Plinio, de todas maneras, se puso en camino para ver a Antonio. Don Lotario fue con él.
Se había parado el motor del jaraíz de don Jerónimo, y sus dos hijos, con mosto hasta las rodillas, estaban en cuclillas ante el artefacto, intentando arreglarlo.
Seguro que vieron detenerse a don Lotario y a Plinio ante la puerta del jaraíz, pero se hicieron los distraídos hurgándole al motor.

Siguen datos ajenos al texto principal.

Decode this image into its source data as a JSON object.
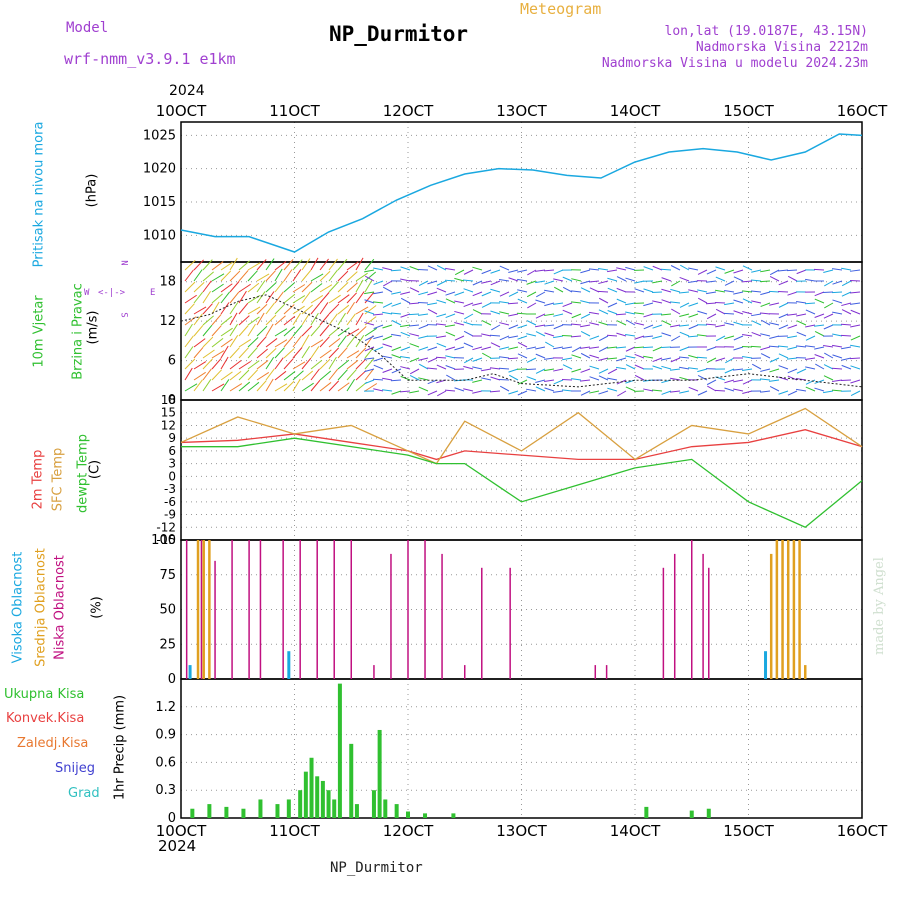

Dos pisadores con las greñas sobre los ojos, miraban los afanes de sus patronos. Sobre un gran montón de casca descansaban las palas. El mosto salía levemente por los sumideros, adornado por los reflejos del sol que entraba por la piquera.
En el corralizo, tres carreros mocetes jugaban a la pídola, en espera de que les llegase el turno de descargar los carros.
Plinio optó por callar y esperar a que los dos hermanos se dieran por enterados de su presencia.
Antonio indicó a uno de los pisadores que enchufase el interruptor. Lo hizo con cierto respeto y el motor comenzó a sonar bien.
Los dos hermanos se pusieron de píe mirando al motor, de espaldas a la puerta del jaraíz. Y los pisadores, con cierta pereza, cogieron sus palas y empezaron a echar uvas a la destrozadora.
– Buenas tardes -dijo Antonio volviéndose hacia Plinio con desgana.
Y antes de que el jefe de la Guardia Municipal de Tomelloso despegase los labios, Antonio le habló:
– No tengo nada que decirle.
– ¿Ni dónde están su padre y su hermana?
– Ni eso. No tengo por qué.
– Cuando la justicia hace una pregunta a unos ciudadanos honrados como son ustedes, creo yo que se debe responder.
Antonio se encogió de hombros.
Los pisadores, con poco disimulo, hacían oído a la conversación.
Los dos hermanos se volvieron hacia el motor echando las espaldas a la visita.